I didn't learn about disability rights and disability justice leaders, disability inclusion leaders, and I didn't certainly learn about accessibility in my education as an engineer. I studied material science engineering in college, and mechanical engineering, and thought I was going to design prosthetics.
I have no clear line I can draw for you in terms of why, other than I... Within my community growing up, the combination of arts and sciences and people that I had an... adults and teachers I learned from my head teachers who themselves had worked in a lot of different social justice movements, teachers with disabilities. Part of my awareness, I think, coming into school was so many of the assistive technologies and the system devices were basically medical devices first and foremost. As a kid who loved art, and then I was a huge math nerd, it always felt like something that was expressive.
Well, just because something replicates a medical like... There's a huge conversation that I don't think we have nearly enough in our workspaces about the impact of a design and how it can send a signal of being a patient or needing help or needing... The design itself indicates the relationship, especially as a signal to people around us of a device that looks like a medical device maybe indicates something different than a prosthetic that is expressive and beautiful, something that's... I remember seeing this prosthetic arm that was leather and gold painted on it, and look nothing like trying to replicate a human arm.

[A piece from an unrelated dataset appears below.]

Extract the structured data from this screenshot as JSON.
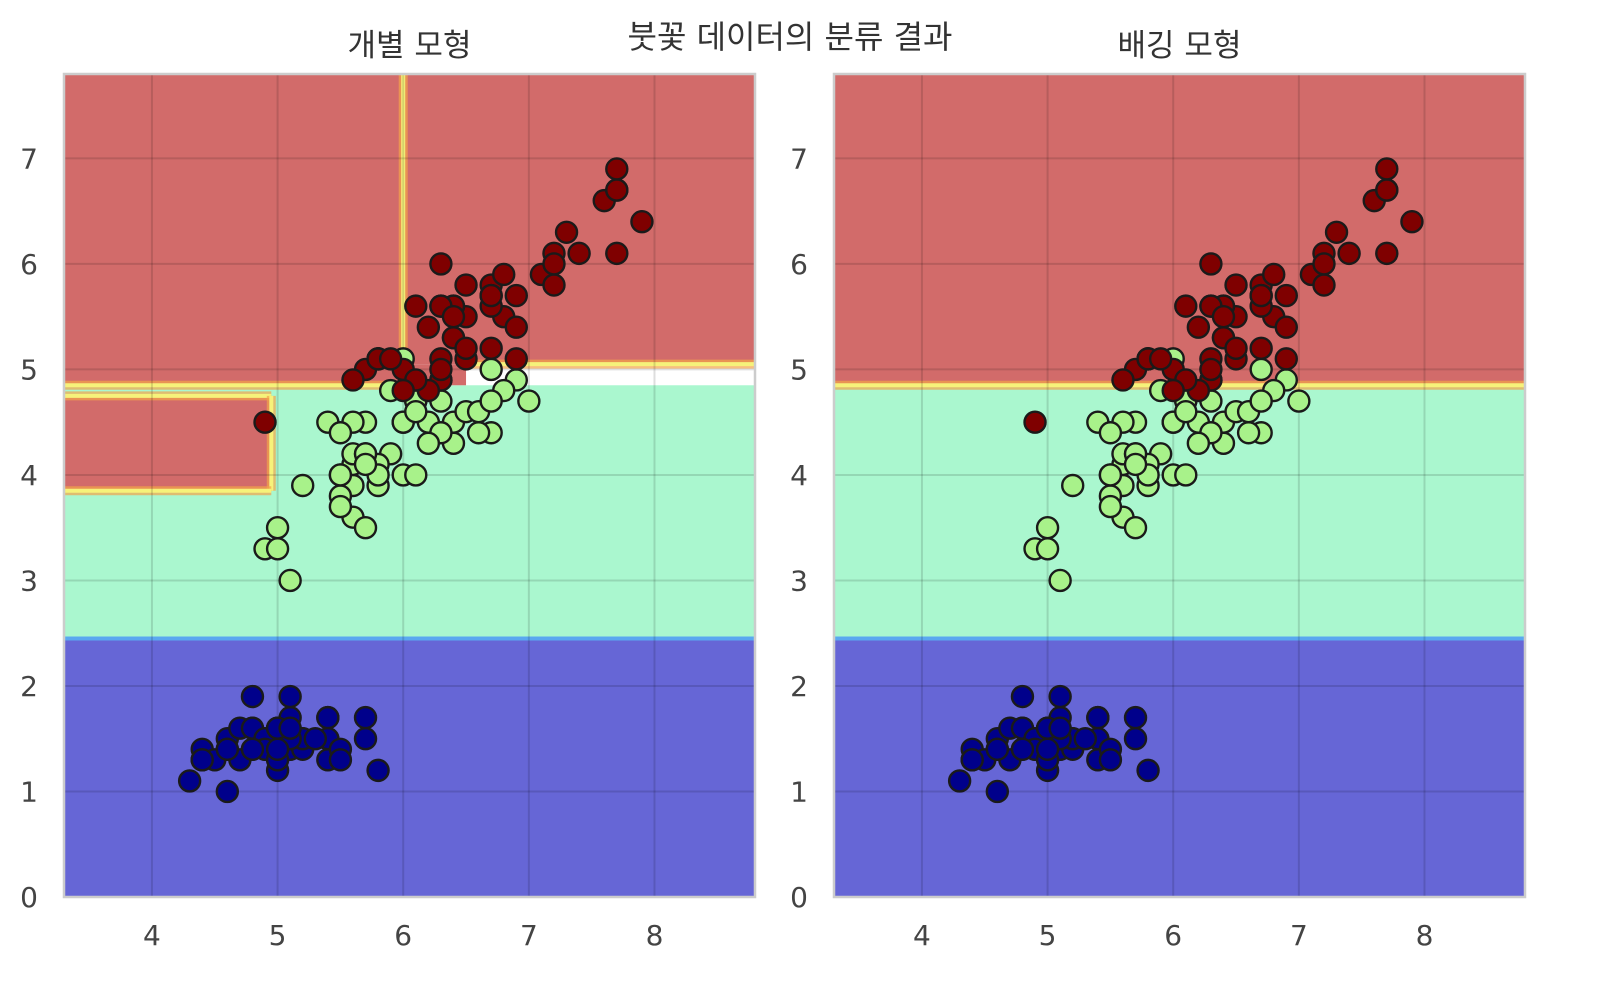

It was an expression of a person in a way that was very personal. I just always thought about that matching up of between a human and the technology that's pretty intimate to each of us is a place where a lot of art and beauty could happen if we thought about it through a human lens as opposed through a medical lens. Then I also was really excited about the idea. This is the time where bio tech growing bone, growing... It was just one of those times in the field where there was a lot of what if, what could we create through the mediums that maybe are less rigid and more fluid instead of-
Huge ethical questions that were coming up at that time. This is during the first tech, boom, mid 90s. It was also a time where a lot of my peers were heading straight to a start up, quitting school for six-figure jobs. I've always been a... I'm not a Luddite, but I'm definitely old school at heart. But if you make something, you make it so it's built to last, and understanding the very basic material level, how something works, was really interesting to me. That's to say that that was the depth of my nerdiness at that time, which still, of course is part of who I am.